Valdez’s monograph provides a keen dissection of the clashing currents of idealism and historicism which shaped German thought on ancient Greece during the eighteenth century, placing idealism – and particularly idealists such as Goethe, Herder, Schlegel and Winckelmann – squarely within their respective historical and intellectual contexts. From this perspective, the historicity of the ancient Greek world forms a key concept in Valdez’s narrative. Through his analysis of the work of scholars such as Christoph Meiners (1747-1810) and Friedrich Jacobs (1764-1847), he shows clearly how contemporary concerns about the role of women or the problem of luxury were played out and debated on an antique stage. Nor were such questions of ancient Sittengeschichte merely the preserve of mouldering antiquaries or professors in Göttingen’s ivory towers; rather, they resonated widely with the educated public, who would avidly devour the debates on Greek femininity or the virtues of male friendship which were presented to them in mainstream periodicals such as Der Teutscher Merkur or Attisches Museum.

The value of Valdez’s work lies most obviously in his demonstration that Germany’s worship of Greece was always more conditional, more contingent than has often been fully appreciated heretofore. Neither does he underestimate the importance of Biblical antiquity as a key counterweight to the pull of philhellenic ideals. That it might be more fruitful to think in terms of German ‘philhellenisms’ in the plural, rather than ‘philhellenism’ in the singular, is not in itself a new idea – but Valdez’s work aptly proves the validity of the old saw tot homines, quot sententiae in this particular context. The historians and intellectuals who are the protagonists of Valdez’s book certainly held true to Goethe’s dictum that ‘every man should be Greek in his own way’, and it is this richness and variety of graecophile insight which the author successfully succeeds in capturing.
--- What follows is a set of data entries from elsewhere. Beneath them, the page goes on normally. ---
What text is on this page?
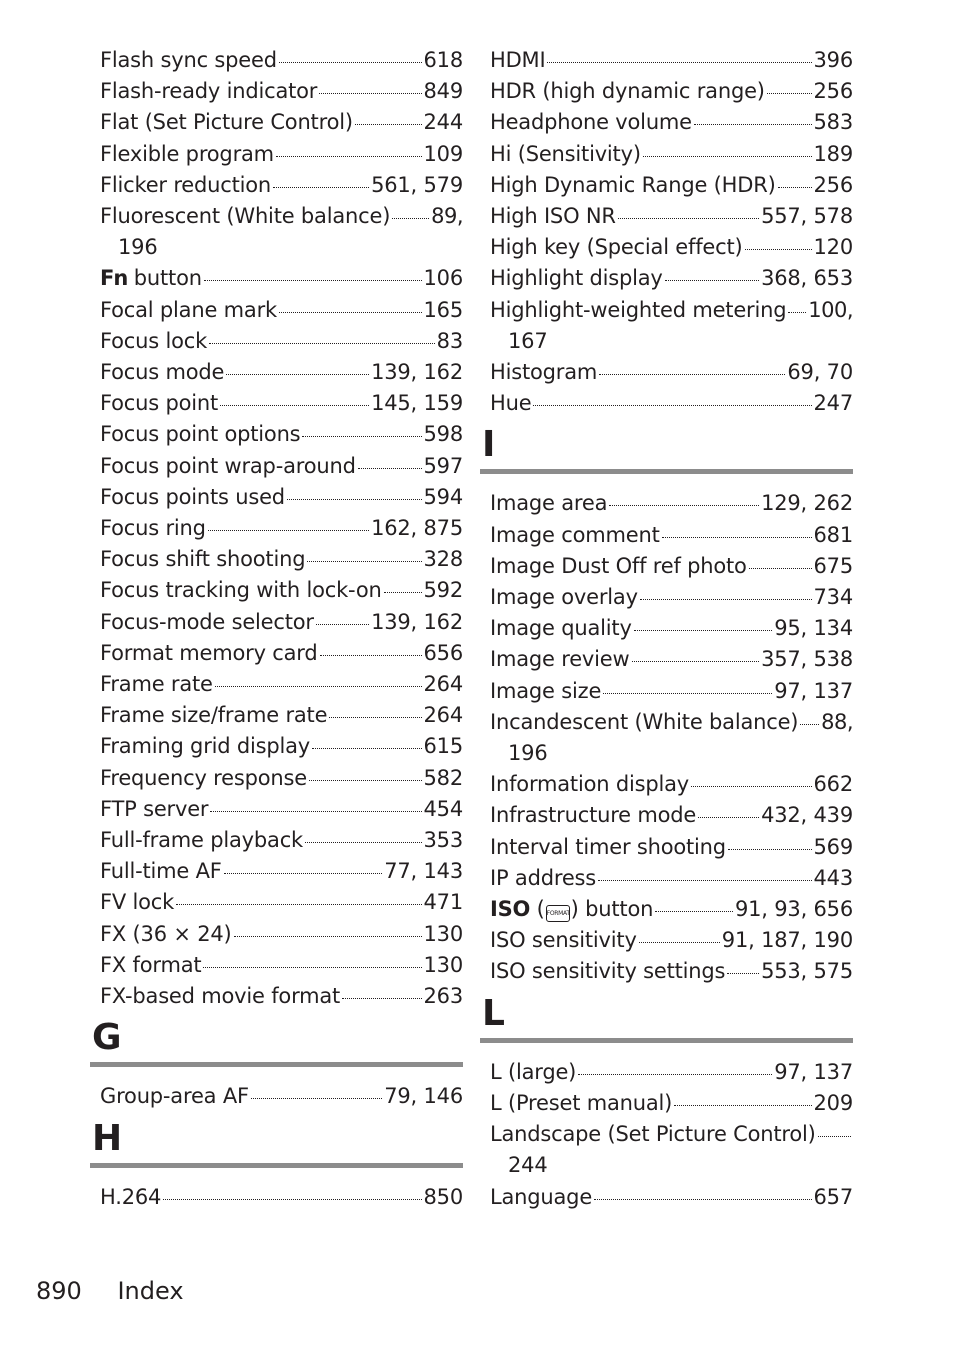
Flash sync speed	618
Flash-ready indicator	849
Flat (Set Picture Control)	244
Flexible program	109
Flicker reduction	561, 579
Fluorescent (White balance) 89,
196
Fn button	106
Focal plane mark	165
Focus lock	83
Focus mode	139, 162
Focus point	145, 159
Focus point options	598
Focus point wrap-around	597
Focus points used	594
Focus ring	162, 875
Focus shift shooting	328
Focus tracking with lock-on 592
Focus-mode selector	139, 162
Format memory card	656
Frame rate	264
Frame size/frame rate	264
Framing grid display	615
Frequency response	582
FTP server	454
Full-frame playback	353
Full-time AF	77, 143
FV lock	471
FX (36 × 24)	130
FX format	130
FX-based movie format	263
G
Group-area AF	79, 146
H
H.264	850
HDMI	396
HDR (high dynamic range) 256
Headphone volume	583
Hi (Sensitivity)	189
High Dynamic Range (HDR) 256
High ISO NR	557, 578
High key (Special effect)	120
Highlight display	368, 653
Highlight-weighted metering 100,
167
Histogram	69, 70
Hue	247
I
Image area	129, 262
Image comment	681
Image Dust Off ref photo	675
Image overlay	734
Image quality	95, 134
Image review	357, 538
Image size	97, 137
Incandescent (White balance) 88,
196
Information display	662
Infrastructure mode	432, 439
Interval timer shooting	569
IP address	443
ISO ( FORMAT) button	91, 93, 656
ISO sensitivity	91, 187, 190
ISO sensitivity settings 553, 575
L
L (large)	97, 137
L (Preset manual)	209
Landscape (Set Picture Control)
244
Language	657
890 Index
Although a deeper and more rigorous clarity of argument and structure could have made his analysis more incisive (and the numerous typographical errors in the text are both irritating and regrettable), Valdez’s observations will certainly provide scholars of eighteenth-century intellectual history in general, and of philhellenism in particular, with valuable food for thought.